Activer propose de revoir l’octroi de subventions aux fonds féministes
Un texte de Massan d’ALMEIDA, XOESE, le Fonds pour les Femmes Francophones,
Anisha Chugh et Sanjana Gaind, Women’s Fund Asia et
Marine-Celeste Kiromera, Fonds Égalité
À quoi ressemblerait l’octroi de subventions si l’esprit de communauté, la confiance, la transparence et l’amour radical étaient au cœur du processus?
C’est la question que nous avions en tête lors d’une première rencontre autour d’une table virtuelle il y a un an. Nous étions là pour discuter d’Activer, deuxième volet d’octroi de subventions du Fonds Égalité, qui a pour objectif de soutenir notre communauté de pairs : des fonds féministes qui alimentent le changement à la base dans les pays du Sud et d’ailleurs.
Dans un contexte de pandémie qui perdure et de menaces croissantes à l’encontre des femmes, des filles et des personnes transgenres du monde entier, l’urgence et l’élan de notre travail commun étaient palpables. Et le reste du monde s’est rapidement mis au diapason. Selon Gendernet : « Le soutien aux fonds pour les femmes est l’un des moyens les plus efficaces pour les bailleurs de fonds de transférer des ressources aux organisations et mouvements de défense des droits des femmes du Sud […]. Ces fonds sont particulièrement bien reliés aux organisations de défense des droits des femmes, à leur base même, et peuvent atteindre les petits groupes émergents qui sont moins à même d’accéder à des sources de financement plus importantes. » [traduction] Il est important de noter que le soutien que nous apportons va souvent bien au-delà des ressources financières et inclut un soutien technique et de renforcement des capacités pour répondre aux besoins de nos communautés.
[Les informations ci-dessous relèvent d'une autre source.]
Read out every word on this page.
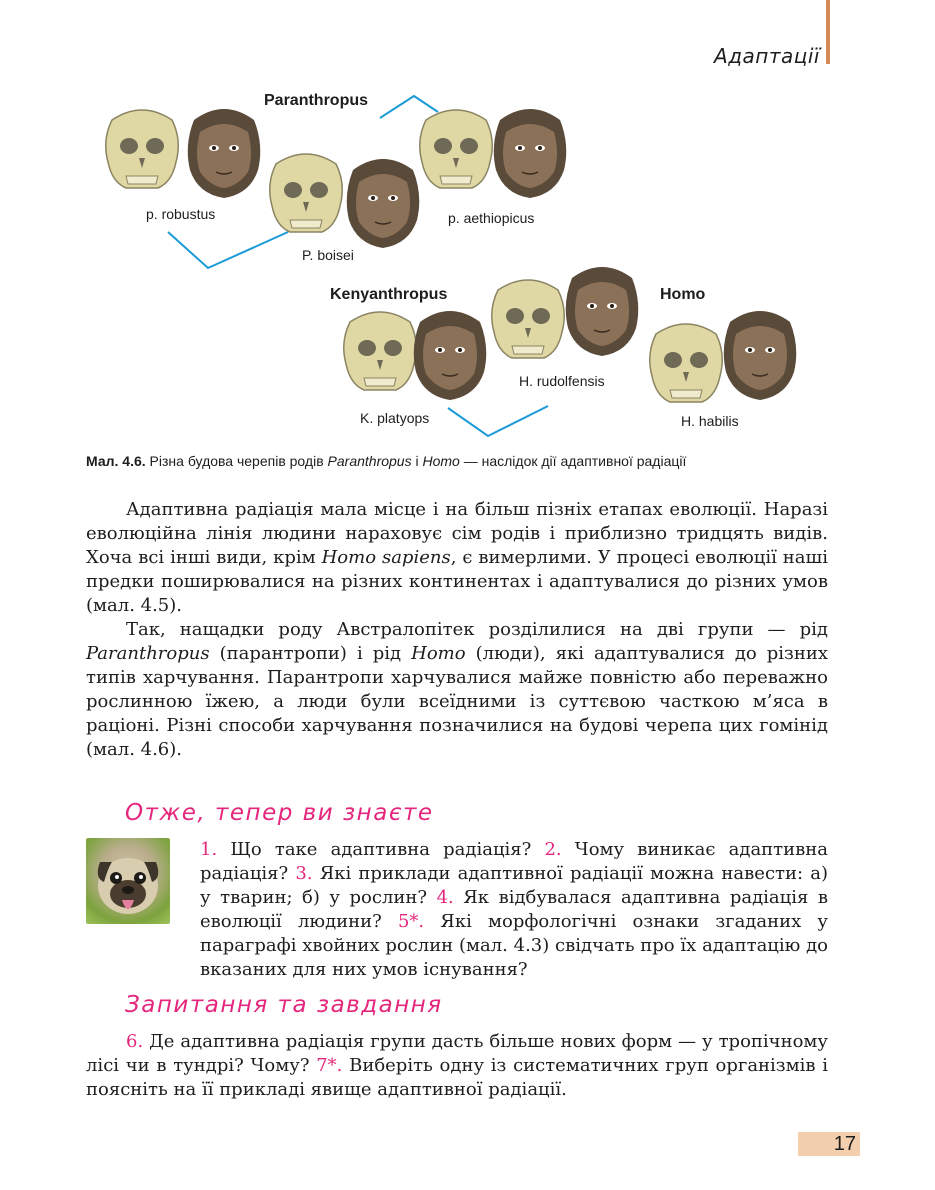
Адаптації
Paranthropus
Kenyanthropus	Homo
p. robustus
P. boisei
p. aethiopicus
K. platyops
H. rudolfensis
H. habilis
Мал. 4.6. Різна будова черепів родів Paranthropus і Homo — наслідок дії адаптивної радіації

Адаптивна радіація мала місце і на більш пізніх етапах еволюції. Наразі еволюційна лінія людини нараховує сім родів і приблизно тридцять видів. Хоча всі інші види, крім Homo sapiens, є вимерлими. У процесі еволюції наші предки поширювалися на різних континентах і адаптувалися до різних умов (мал. 4.5).

Так, нащадки роду Австралопітек розділилися на дві групи — рід Paranthropus (парантропи) і рід Homo (люди), які адаптувалися до різних типів харчування. Парантропи харчувалися майже повністю або переважно рослинною їжею, а люди були всеїдними із суттєвою часткою м’яса в раціоні. Різні способи харчування позначилися на будові черепа цих гомінід (мал. 4.6).

Отже, тепер ви знаєте
1. Що таке адаптивна радіація? 2. Чому виникає адаптивна радіація? 3. Які приклади адаптивної радіації можна навести: а) у тварин; б) у рослин? 4. Як відбувалася адаптивна радіація в еволюції людини? 5*. Які морфологічні ознаки згаданих у параграфі хвойних рослин (мал. 4.3) свідчать про їх адаптацію до вказаних для них умов існування?
Запитання та завдання

6. Де адаптивна радіація групи дасть більше нових форм — у тропічному лісі чи в тундрі? Чому? 7*. Виберіть одну із систематичних груп організмів і поясніть на її прикладі явище адаптивної радіації.

17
L’écosystème du financement féministe est vaste, diversifié, florissant et en pleine croissance! L’un des éléments clés de cet écosystème est l’architecture de l’aide féministe, une structure intentionnelle construite de manière très réfléchie par les fonds pour les femmes et d’autres bailleurs de fonds féministes au sein de l’écosystème, qui vise à garantir le transfert des ressources aux groupes de la base. Les priorités de la justice en matière de ressources mises en avant par cette architecture sont ancrées dans la politique des mouvements féministes du Sud et remettent en question les valeurs et les pratiques coloniales et patriarcales du Nord, qui tendent à dominer le transfert de l’aide et le discours sur le financement.
Women’s Fund Asia
Avec un écosystème aussi puissant déjà en place, notre mission collective était simple mais radicale. Nous pensions qu’il était temps de concevoir ensemble un modèle de financement ancré dans les valeurs féministes communes aux membres de notre milieu.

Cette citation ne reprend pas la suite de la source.